Aussi, la direction des affaires juridiques du ministère de l’Économie a pu préciser que « l’acheteur ne peut, sans méconnaître l’article R. 2191-34 du Code de la commande publique, retenir au titre de la retenue de garantie une somme représentant plus de 5 % du montant initial du marché public augmenté, le cas échéant, du montant des modifications du marché public en cours d’exécution.

À titre d’exemple, un acheteur ne peut pas prévoir que le montant total des acomptes ne pourra excéder 85 % du montant du marché public dès lors qu’un tel plafond aboutit à retenir une somme supérieure à 5 % du montant du marché public 12 ».

Les entreprises doivent produire ces textes auprès des maîtres d’œuvre, maîtres d’ouvrage et trésoreries qui refuseraient de respecter la réglementation.

Quelques règles applicables 13 en matière de délais de paiement et de versement des avances

  • Obligation pour les maîtres d’ouvrage publics et les comptables publics de veiller au traitement rapide des paiements afférents aux marchés publics.
  • Importance de s’organiser avec le comptable public et de mettre en place un circuit des opérations administratives afférentes au règlement.
  • Possibilité de s’engager sur un délai plus court que le délai maximal réglementaire de 30 jours.
  • Obligation de payer des intérêts moratoires à l’entreprise ayant subi le retard, et ce, sans que l’entreprise ait à le demander.
  • Nécessité de procéder au mandatement des intérêts moratoires, dès lors que, le principal étant payé, la durée exacte du retard est constatée.
  1. Art.

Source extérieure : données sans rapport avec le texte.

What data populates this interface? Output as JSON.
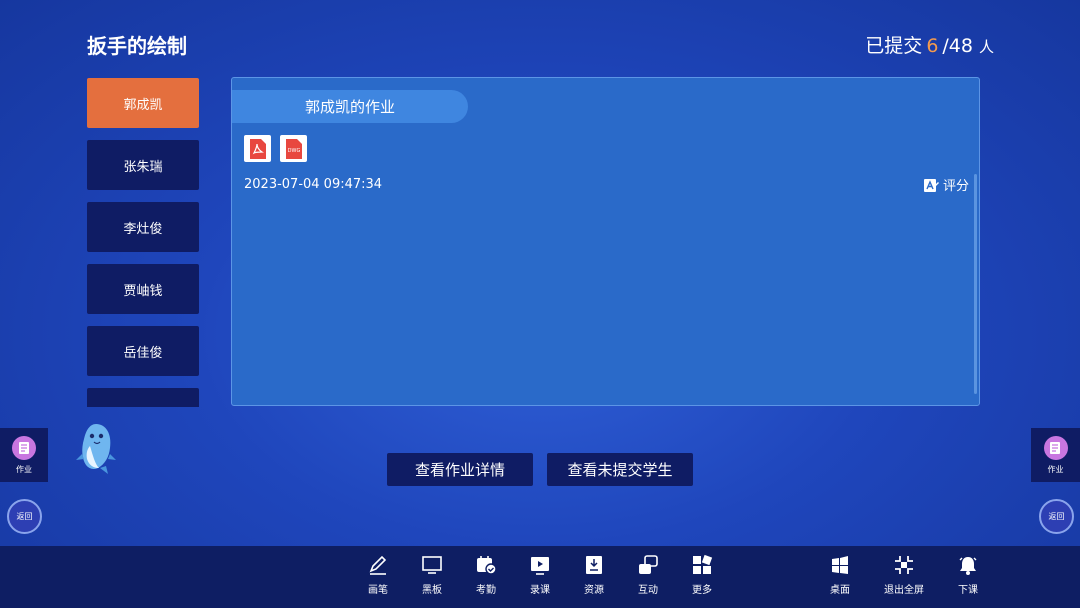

R. 2192-13 du Code de la commande publique.
  2. Art. 12.1.1 du CCAG-Travaux de 2021.
  3. Art. 12.2.2 du CCAG-Travaux de 2021.
  4. Celles qui remplissent les critères énoncés à l’article L. 1211-1 du Code de la commande publique (ex. : sociétés d’économie mixte locales, sociétés publiques locales…).
  5. Qui sont des entreprises publiques au sens du II de l’article 1er de l’ordonnance n° 2004-503 du 7 juin 2004 portant transposition de la directive 80/723/CEE relative à la transparence des relations financières entre les États membres et les entreprises publiques.
  6. Circulaire du 14 février 2012, art. 21.5.
  7. Art. R. 2192-348 du Code de la commande publique.
  8. Art. 12.2.3 du CCAG-Travaux de 2021.
  9. Art. L. 2191-711 du Code de la commande publique.
  10. Art. R. 2191-36 du Code de la commande publique.
  11. TMP n° 83, février 1984 ; réponse ministérielle du 17 octobre 1986, p. 24 ; TMP n° 141, novembre-décembre 1989.
  12. Fiche de la DAJ du ministère de l’Économie, « Les acomptes », mise à jourle 1er avril 2019.
  13. Instruction des ministres de l’Économie et de l’Équipement, 13 décembre 2005 - J.O. du 30 décembre 2005. Fiche du ministère de l’Économie sur « les acomptes » de février 2011. Guide de bonnes pratiques en matière de marchés publics (circulaire du 14 février 2012, article 21.3). Article 12.1.1 du CCAG-Travaux 2021, qui n’exclut pas la dernière situation mensuelle.